Create a pipeline with a source config, store, and destination:

use etl::{
config::{
BatchConfig, InvalidatedSlotBehavior, MemoryBackpressureConfig, PgConnectionConfig,
PipelineConfig, TableSyncCopyConfig, TcpKeepaliveConfig, TlsConfig,
},
destination::{Destination, DropTableForCopyResult, WriteEventsResult, WriteTableRowsResult},
error::EtlResult,
pipeline::Pipeline,
store::MemoryStore,
types::{Event, ReplicatedTableSchema, TableRow},
};
#[derive(Clone)]
struct NoopDestination;
impl Destination for NoopDestination {
fn name() -> &'static str {
"noop"
}
async fn drop_table_for_copy(
&self,
_replicated_table_schema: &ReplicatedTableSchema,
async_result: DropTableForCopyResult<()>,
) -> EtlResult<()> {
async_result.send(Ok(()));
Ok(())
}
async fn write_table_rows(
&self,
_replicated_table_schema: &ReplicatedTableSchema,
_table_rows: Vec<TableRow>,
async_result: WriteTableRowsResult<()>,
) -> EtlResult<()> {
async_result.send(Ok(()));
Ok(())
}
async fn write_events(
&self,
_events: Vec<Event>,
async_result: WriteEventsResult<()>,
) -> EtlResult<()> {
async_result.send(Ok(()));
Ok(())
}
}
#[tokio::main]
async fn main() -> Result<(), Box<dyn std::error::Error>> {
let pg_config = PgConnectionConfig {
host: "localhost".to_string(),
hostaddr: None,
port: 5432,
name: "mydb".to_string(),
username: "postgres".to_string(),
password: Some("password".to_string().into()),
tls: TlsConfig { enabled: false, trusted_root_certs: String::new() },
keepalive: TcpKeepaliveConfig::default(),
};
let config = PipelineConfig {
id: 1,
publication_name: "my_publication".to_string(),
pg_connection: pg_config,
store_pg_connection: None,
batch: BatchConfig {
max_fill_ms: 5000,
memory_budget_ratio: 0.2,
max_bytes: 8 * 1024 * 1024,
},
table_error_retry_delay_ms: 10_000,
table_error_retry_max_attempts: 5,
max_table_sync_workers: 4,
max_copy_connections_per_table: PipelineConfig::DEFAULT_MAX_COPY_CONNECTIONS_PER_TABLE,
memory_refresh_interval_ms: 100,
memory_backpressure: Some(MemoryBackpressureConfig::default()),
table_sync_copy: TableSyncCopyConfig::default(),
invalidated_slot_behavior: InvalidatedSlotBehavior::default(),
};
let store = MemoryStore::new();
let destination = NoopDestination;
let mut pipeline = Pipeline::new(config, store, destination);
pipeline.start().await?;
pipeline.wait().await?;
Ok(())
}

This snippet intentionally shows ETL used as a library with your own Destination implementation. Feature-gated destination modules live in etl-destinations: BigQuery, DuckLake, ClickHouse, Snowflake, and the deprecated Iceberg module. The shared pipeline, config, store, and event types should come from etl.

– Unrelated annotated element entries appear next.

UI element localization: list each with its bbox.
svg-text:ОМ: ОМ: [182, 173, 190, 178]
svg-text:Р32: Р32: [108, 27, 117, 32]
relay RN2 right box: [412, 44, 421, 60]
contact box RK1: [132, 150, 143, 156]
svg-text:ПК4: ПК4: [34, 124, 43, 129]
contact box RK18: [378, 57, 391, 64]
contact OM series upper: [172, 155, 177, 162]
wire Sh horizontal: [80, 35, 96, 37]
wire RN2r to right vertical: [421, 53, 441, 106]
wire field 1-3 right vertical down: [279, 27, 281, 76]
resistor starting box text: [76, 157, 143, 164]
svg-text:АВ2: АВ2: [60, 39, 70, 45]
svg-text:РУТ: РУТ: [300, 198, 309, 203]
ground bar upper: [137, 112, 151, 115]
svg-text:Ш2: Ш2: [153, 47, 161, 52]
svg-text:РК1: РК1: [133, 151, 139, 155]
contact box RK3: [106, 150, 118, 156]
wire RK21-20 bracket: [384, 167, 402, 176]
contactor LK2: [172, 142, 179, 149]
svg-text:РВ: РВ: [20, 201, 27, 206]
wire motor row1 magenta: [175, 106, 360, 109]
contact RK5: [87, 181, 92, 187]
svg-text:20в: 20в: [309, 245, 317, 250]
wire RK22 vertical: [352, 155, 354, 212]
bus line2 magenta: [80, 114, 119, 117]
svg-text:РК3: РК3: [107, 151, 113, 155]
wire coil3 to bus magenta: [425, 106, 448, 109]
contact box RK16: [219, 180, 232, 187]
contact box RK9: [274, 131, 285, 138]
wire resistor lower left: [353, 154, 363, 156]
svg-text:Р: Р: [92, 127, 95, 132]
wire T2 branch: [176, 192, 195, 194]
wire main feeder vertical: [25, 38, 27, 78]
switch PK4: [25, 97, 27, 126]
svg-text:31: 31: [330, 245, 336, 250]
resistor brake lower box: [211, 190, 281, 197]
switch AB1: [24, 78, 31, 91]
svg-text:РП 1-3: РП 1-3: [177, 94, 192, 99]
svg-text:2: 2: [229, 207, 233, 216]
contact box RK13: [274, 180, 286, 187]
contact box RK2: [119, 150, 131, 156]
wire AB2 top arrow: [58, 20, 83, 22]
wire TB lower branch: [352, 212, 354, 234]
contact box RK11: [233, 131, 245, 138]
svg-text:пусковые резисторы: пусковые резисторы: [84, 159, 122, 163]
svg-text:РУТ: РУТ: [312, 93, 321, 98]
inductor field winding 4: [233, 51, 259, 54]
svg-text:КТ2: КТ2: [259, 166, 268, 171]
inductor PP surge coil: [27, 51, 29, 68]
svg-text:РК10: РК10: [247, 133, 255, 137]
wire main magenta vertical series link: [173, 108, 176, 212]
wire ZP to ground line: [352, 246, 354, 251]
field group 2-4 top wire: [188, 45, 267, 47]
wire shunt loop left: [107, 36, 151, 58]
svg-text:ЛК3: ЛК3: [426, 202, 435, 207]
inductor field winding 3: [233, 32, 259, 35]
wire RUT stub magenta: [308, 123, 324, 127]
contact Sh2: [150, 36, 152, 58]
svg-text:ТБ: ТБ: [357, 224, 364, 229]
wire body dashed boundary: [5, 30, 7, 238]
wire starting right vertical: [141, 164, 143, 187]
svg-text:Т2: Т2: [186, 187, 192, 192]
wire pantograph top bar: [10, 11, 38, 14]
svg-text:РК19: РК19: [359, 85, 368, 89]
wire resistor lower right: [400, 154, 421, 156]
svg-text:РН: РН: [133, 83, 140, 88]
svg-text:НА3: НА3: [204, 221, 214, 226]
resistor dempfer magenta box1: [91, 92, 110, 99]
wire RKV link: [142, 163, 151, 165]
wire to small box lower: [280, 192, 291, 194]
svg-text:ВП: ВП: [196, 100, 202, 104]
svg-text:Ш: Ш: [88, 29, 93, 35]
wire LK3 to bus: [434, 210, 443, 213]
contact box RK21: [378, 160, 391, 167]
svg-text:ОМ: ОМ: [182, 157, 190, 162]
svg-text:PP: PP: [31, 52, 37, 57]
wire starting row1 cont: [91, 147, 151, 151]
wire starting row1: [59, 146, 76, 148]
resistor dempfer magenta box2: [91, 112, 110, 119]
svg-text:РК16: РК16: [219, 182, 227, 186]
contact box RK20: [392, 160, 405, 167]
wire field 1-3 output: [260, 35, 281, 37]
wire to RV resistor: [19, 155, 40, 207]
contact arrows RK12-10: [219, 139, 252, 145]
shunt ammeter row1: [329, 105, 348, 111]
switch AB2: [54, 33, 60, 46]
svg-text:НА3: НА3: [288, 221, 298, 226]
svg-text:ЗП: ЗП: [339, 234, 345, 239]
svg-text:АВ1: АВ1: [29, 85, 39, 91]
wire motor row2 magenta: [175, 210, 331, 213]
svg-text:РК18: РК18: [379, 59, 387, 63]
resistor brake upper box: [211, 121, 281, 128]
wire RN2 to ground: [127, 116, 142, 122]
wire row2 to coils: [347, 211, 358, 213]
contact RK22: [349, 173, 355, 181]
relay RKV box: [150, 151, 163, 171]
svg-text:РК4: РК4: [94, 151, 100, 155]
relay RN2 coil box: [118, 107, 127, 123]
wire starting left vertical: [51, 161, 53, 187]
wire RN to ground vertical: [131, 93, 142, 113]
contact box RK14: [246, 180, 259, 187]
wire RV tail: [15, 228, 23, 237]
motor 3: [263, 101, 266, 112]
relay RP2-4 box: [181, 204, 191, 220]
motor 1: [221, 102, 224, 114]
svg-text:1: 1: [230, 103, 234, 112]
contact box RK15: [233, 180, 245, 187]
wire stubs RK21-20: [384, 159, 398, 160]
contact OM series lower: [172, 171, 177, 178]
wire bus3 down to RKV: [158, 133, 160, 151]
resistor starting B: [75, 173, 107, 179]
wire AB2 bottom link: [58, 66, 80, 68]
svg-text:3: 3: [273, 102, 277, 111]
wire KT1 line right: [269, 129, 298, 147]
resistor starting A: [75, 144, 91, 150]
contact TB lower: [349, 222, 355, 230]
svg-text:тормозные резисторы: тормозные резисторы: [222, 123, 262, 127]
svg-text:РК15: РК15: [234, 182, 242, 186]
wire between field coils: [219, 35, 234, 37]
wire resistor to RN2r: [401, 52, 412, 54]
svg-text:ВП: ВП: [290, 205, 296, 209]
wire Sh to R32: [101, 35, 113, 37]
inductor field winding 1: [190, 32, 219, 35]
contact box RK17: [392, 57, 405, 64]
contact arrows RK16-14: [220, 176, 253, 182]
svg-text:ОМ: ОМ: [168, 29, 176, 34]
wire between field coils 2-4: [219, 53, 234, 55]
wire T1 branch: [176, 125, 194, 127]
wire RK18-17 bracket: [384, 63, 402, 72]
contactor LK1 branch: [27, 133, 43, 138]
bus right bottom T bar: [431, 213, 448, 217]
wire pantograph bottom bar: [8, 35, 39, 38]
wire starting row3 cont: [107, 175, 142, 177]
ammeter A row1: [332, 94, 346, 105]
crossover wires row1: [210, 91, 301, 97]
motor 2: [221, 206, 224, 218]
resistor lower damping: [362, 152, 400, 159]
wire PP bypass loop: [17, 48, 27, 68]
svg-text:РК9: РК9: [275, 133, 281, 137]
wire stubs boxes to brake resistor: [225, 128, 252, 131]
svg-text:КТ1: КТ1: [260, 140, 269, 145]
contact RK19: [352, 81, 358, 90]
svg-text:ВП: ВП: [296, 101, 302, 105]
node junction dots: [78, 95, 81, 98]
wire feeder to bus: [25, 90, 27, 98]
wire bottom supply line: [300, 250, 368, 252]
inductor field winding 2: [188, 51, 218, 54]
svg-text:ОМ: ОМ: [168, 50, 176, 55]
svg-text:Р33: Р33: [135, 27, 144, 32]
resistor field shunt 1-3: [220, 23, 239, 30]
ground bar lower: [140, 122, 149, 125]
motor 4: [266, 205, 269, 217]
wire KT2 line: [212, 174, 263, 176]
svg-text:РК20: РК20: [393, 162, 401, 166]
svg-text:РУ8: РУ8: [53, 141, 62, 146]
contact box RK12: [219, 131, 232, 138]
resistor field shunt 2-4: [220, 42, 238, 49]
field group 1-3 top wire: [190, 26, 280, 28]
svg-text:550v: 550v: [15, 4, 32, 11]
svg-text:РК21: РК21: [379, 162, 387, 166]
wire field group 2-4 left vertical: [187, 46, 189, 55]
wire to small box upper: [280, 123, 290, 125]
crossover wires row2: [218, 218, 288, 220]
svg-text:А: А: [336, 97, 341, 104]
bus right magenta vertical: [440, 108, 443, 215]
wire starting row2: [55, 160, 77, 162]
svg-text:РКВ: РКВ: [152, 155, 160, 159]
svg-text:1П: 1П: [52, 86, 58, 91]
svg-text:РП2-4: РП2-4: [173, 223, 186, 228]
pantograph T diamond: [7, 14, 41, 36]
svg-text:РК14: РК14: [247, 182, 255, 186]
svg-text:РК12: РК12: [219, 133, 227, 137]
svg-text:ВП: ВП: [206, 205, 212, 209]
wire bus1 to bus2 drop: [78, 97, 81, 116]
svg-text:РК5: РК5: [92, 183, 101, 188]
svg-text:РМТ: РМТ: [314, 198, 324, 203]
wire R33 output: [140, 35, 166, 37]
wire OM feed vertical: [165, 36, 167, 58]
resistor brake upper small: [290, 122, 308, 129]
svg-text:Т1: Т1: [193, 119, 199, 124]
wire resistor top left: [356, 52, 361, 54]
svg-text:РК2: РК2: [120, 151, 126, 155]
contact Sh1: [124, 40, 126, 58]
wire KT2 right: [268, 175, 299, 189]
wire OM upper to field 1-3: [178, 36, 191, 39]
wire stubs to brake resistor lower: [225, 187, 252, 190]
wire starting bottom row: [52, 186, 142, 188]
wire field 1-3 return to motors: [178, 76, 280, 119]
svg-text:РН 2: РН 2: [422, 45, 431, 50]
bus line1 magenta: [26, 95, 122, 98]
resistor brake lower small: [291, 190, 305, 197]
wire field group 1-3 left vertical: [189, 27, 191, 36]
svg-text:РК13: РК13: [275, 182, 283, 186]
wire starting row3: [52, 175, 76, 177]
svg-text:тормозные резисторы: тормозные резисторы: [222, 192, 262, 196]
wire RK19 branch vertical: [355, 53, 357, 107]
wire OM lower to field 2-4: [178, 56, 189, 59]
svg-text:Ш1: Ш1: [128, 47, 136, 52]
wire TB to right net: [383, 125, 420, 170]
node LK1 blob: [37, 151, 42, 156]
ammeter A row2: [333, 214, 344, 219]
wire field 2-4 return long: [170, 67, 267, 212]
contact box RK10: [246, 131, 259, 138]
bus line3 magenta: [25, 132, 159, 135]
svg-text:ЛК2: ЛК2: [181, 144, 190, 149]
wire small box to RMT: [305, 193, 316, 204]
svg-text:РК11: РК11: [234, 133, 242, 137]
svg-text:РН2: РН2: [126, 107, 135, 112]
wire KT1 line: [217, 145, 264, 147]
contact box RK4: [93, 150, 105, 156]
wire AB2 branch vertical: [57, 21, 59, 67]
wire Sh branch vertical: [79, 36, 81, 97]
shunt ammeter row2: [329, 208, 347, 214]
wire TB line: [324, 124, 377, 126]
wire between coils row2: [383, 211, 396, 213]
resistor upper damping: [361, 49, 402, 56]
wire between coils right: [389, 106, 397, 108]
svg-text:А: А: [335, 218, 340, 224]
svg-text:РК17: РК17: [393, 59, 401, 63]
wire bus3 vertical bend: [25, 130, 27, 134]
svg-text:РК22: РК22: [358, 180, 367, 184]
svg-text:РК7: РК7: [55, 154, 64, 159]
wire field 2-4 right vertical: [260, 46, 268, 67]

Pipeline::start() installs ETL's source-side schema helpers before replication begins. If you use PostgresStore as the runtime store, PostgresStore::new() separately prepares the Postgres-backed state tables.

SectionWhat you'll find
Your First PipelineStep-by-step instructions to get things done
Postgres Replication ConceptsDeep dives into concepts and architecture
ExamplesRunnable bigquery and ducklake example binaries

Pull requests and issues welcome on GitHub.

New destinations: Open an issue first to gauge interest. Each built-in destination carries long-term maintenance cost, so we only accept those with significant community demand.